Can I make tonic at home? Imagine that G & T! But wait. That means I need to make gin at home too. I’d love too. I’ve made vodka (or at least a neutral grain spirit) before. But gin may take panache. Oh my mind is realing with enticing possibilities! GREG

Susanne Weissenberger
Guest
3 years 11 months ago

To the milk question: Try Straus milk, if you live in CA, even less processed than the Organic Valley milk.

Farishtah
Guest
Farishtah
3 years 11 months ago

Organic Valley grass fed milk also is sold in New Mexico. However, better to go to find minimally processed milk in glass bottles from smaller farms. Glass doesn’t change the flavor like waxed cardboard does; it still tastes sweet and grassy. And, these farms usually use vat pasteurization – a method that uses lower temperatures for a longer period than flash pasteurization, in which extreme temperature changes plasticize the casein, making it more difficult for the human digestive system to process the milk protein.

Jennifer
Guest
Jennifer
3 years 10 months ago

What about water?
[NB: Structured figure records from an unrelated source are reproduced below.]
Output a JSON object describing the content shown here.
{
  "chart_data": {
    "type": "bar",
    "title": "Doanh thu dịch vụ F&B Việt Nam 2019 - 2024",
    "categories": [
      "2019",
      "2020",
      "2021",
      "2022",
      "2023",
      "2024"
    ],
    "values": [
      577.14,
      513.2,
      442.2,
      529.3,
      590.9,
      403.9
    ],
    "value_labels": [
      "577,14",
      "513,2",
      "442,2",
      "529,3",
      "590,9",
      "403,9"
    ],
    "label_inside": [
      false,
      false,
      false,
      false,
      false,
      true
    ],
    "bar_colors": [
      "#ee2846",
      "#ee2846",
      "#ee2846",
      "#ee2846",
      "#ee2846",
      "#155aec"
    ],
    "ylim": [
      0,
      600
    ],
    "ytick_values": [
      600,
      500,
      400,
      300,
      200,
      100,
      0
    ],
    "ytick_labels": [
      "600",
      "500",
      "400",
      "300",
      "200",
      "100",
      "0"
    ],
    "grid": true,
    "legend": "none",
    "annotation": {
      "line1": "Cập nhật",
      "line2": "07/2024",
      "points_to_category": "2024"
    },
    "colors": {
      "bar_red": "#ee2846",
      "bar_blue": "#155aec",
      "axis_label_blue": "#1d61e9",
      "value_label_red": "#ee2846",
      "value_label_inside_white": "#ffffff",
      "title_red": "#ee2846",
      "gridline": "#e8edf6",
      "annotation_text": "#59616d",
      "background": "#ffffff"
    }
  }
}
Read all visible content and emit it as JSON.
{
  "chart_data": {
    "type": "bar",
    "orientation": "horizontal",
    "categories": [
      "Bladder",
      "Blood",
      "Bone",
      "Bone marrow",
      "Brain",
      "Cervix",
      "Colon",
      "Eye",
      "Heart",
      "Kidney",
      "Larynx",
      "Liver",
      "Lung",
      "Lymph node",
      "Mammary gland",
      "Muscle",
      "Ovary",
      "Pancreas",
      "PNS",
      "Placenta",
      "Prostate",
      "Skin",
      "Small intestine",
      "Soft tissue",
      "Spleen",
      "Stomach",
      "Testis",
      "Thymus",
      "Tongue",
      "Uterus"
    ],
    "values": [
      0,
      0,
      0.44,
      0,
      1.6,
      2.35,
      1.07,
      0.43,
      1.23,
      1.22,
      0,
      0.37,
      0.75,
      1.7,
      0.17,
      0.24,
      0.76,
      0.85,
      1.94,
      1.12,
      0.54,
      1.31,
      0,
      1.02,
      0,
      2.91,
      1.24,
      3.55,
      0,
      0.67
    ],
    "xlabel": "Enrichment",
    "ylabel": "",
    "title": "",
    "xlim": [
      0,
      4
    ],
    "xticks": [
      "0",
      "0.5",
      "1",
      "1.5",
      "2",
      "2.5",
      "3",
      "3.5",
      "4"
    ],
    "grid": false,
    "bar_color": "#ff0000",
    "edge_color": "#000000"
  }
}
I don’t mean this to be snarky. This challenge has got me thinking a lot about where my food (and beverages) come from and what happens to them before they reach me. And I realized that although water is one of the healthiest parts of my diet, it is also the most heavily processed item I consume. In this case the processing is mostly done to take impurities OUT, but they also add things like fluoride in (which, being a dentist’s daughter I am not opposed to). Any thoughts?

Melanie
Guest
Melanie
3 years 10 months ago

Straus milk is a good brand too. It’s non-homogenized (with the cream at the top) and comes from grass fed cows. It even comes in glass bottles! I’m not sure if it’s available outside of California though.

Jessie
Guest
Jessie
2 years 11 months ago

Ronnybrook Farms milk is also not homogenized – it’s a great option in the NYC/Hudson Valley area.